MK2 Signaling Differentially Regulates Chemokines During Aggregatibacter Actinomycetemcomitans Challenge

Objectives: Aggregatibacter actinomycetemcomitans is a bacteria often isolated from patients diagnosed with aggressive periodontal disease. During periodontal disease pathogenesis, chemokine and chemokine receptor signaling regulates inflammatory cell recruitment. We previously showed that A. actinomycetemcomitans activates intracellular MK2 signaling in macrophages, which are derived from the hematopoietic cells. Non-hematopoietic cells such as fibroblasts also secrete chemokines. Thus, the goal of this study was to determine the role of MK2 in chemokine and chemokine receptor signaling in hematopoietic and non-hematopoietic cells during A. actinomycetemcomitans pathogenesis.
Methods: We utilized a murine calvarial model and bone marrow transplantation combined with an air pouch in Mk2^+/+ and Mk2^-/- mice. Mice were challenged with A. actinomycetemcomitans or PBS vehicle by subcutaneous injection. Chemokines and chemokine receptors were assessed by analysis of RNA, protein, and flow cytometry.

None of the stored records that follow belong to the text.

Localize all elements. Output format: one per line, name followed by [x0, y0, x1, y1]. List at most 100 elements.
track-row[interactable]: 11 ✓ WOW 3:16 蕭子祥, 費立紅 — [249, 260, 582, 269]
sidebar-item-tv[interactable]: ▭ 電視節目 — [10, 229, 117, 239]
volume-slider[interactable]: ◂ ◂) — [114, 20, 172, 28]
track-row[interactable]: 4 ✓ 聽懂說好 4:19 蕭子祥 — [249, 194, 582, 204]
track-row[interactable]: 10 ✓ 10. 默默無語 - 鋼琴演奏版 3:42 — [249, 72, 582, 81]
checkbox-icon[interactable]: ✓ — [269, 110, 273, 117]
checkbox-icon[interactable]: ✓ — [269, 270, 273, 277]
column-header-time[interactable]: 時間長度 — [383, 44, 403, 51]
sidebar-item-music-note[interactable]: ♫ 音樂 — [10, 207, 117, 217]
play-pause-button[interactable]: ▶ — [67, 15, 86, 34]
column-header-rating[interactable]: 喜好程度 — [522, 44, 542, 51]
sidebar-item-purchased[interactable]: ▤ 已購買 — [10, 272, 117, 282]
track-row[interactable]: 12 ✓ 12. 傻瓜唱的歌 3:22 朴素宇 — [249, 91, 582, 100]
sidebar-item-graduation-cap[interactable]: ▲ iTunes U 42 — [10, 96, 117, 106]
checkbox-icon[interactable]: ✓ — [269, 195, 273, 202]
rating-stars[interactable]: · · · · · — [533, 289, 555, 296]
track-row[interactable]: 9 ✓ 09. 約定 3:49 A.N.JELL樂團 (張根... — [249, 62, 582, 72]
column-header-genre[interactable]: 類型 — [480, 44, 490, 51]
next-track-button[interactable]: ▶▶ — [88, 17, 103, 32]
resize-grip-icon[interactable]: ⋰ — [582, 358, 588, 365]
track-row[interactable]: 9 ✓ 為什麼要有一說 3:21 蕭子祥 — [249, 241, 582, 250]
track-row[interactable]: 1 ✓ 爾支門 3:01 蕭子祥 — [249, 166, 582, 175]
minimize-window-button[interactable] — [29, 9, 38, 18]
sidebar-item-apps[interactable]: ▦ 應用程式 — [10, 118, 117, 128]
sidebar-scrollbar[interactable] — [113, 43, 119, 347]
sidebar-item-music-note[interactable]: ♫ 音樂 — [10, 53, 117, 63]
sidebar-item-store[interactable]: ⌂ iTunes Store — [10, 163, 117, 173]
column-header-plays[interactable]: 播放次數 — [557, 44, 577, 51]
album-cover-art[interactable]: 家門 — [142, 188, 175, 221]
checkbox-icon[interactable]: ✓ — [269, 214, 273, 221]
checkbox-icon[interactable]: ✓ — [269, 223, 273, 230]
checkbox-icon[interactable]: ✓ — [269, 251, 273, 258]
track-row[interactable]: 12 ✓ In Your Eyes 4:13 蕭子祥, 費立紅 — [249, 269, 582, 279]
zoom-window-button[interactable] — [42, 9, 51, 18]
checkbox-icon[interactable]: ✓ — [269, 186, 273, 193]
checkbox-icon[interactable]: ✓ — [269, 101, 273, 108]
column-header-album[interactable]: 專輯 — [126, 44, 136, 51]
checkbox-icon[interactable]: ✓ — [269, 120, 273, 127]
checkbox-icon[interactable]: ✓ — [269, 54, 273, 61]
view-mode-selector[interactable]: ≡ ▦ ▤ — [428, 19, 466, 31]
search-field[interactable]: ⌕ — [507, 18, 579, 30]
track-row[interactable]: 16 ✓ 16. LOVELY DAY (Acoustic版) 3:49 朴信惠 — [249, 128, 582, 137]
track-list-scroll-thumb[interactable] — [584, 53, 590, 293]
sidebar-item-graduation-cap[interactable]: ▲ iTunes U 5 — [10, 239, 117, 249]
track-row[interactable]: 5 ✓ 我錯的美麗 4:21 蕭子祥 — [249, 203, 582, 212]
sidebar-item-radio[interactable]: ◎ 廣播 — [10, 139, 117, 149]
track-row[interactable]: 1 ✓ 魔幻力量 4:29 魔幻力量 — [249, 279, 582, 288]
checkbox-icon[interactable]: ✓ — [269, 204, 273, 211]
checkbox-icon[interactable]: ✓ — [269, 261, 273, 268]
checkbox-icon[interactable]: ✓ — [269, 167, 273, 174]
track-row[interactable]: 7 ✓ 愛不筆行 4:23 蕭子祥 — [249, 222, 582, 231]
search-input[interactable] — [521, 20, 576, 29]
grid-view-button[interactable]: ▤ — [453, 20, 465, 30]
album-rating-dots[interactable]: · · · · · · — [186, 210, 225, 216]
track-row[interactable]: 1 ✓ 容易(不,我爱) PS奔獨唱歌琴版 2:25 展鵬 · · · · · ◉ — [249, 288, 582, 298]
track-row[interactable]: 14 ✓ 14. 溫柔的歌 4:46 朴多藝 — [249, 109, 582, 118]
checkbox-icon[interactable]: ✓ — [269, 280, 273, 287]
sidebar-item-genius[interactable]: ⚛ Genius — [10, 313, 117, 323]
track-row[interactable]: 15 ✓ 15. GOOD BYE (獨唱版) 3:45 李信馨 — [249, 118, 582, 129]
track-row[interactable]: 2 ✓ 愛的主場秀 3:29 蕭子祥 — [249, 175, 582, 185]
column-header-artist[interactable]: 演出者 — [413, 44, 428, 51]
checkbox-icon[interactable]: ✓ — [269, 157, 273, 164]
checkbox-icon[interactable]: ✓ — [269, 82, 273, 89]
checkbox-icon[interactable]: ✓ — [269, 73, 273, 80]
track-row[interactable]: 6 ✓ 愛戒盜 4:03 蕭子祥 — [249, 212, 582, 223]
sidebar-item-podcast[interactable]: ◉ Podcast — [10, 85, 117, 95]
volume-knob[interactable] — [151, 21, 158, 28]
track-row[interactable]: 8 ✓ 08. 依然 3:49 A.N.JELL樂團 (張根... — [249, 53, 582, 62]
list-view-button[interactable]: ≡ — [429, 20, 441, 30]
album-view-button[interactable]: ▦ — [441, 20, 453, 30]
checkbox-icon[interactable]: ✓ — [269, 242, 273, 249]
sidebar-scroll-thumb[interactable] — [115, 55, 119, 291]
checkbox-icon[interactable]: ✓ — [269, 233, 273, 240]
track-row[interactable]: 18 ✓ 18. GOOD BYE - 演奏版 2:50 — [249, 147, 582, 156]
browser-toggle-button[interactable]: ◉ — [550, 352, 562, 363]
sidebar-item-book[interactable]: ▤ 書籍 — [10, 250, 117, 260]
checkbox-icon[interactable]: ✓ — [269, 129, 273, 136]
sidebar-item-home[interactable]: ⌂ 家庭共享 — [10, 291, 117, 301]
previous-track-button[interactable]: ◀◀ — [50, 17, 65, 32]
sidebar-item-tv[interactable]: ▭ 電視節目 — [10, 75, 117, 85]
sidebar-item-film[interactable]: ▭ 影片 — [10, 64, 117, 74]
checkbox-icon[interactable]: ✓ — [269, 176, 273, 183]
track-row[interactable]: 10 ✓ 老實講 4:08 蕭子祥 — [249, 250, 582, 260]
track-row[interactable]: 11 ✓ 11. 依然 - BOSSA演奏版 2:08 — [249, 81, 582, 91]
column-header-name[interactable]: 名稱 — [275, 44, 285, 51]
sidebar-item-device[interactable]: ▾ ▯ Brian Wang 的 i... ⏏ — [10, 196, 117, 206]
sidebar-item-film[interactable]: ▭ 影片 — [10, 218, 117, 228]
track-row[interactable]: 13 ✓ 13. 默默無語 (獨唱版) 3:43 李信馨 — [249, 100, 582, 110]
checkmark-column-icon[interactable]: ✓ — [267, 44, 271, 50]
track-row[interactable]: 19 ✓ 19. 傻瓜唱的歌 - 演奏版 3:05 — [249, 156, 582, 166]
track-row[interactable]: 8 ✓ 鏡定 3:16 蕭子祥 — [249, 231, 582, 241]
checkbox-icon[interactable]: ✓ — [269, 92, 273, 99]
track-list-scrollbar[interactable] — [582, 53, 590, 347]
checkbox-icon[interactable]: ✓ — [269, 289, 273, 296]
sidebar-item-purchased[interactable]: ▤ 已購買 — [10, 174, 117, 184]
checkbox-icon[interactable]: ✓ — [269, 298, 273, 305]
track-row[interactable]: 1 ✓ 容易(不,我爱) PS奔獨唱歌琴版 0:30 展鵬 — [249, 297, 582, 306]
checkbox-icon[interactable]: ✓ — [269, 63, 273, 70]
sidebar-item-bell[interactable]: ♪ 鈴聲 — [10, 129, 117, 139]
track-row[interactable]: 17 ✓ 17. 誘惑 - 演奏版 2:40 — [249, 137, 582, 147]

Results: In calvarial tissue, RT-qPCR and multiplex analysis revealed that chemokines, Ccl3 and Ccl4 RNA and CCL3 protein, were significantly upregulated in Mk2^+/+ mice compared to Mk2^-/- mice treated with A. actinomycetemcomitans (P≤0.05). Nanostring RNA analysis showed that Ccr5, which encodes a receptor that binds CCL3 and CCL4, was also significantly upregulated in Mk2^+/+ mice compared to Mk2^-/- mice challenged with A. actinomycetemcomitans (P≤0.05). MK2 did not regulate circulating CD11b⁺CCR5⁺ and CD11b⁺CCR1⁺ monocytes during bacterial challenge. ELISA detected that MK2 induced CCL4 in the non-hematopoietic cells, but not CCL3 in the A. actinomycetemcomitans air pouch challenge. Lastly, MK2 deficiency in the hematopoietic compartment significantly enhanced Ly6C⁺CCR1⁺ monocytes compared to the control group (P≤0.05).
Conclusions: MK2 deficiency in the hematopoietic compartment increased Ly6C⁺CCR1⁺ despite decreases in CCL3 and CCL4, which may be a result of a compensatory mechanism. These novel findings suggest that MK2 differentially regulates CCL3 and CCL4 RNA and protein in the hematopoietic and non-hematopoietic compartments during A. actinomycetemcomitans pathogenesis.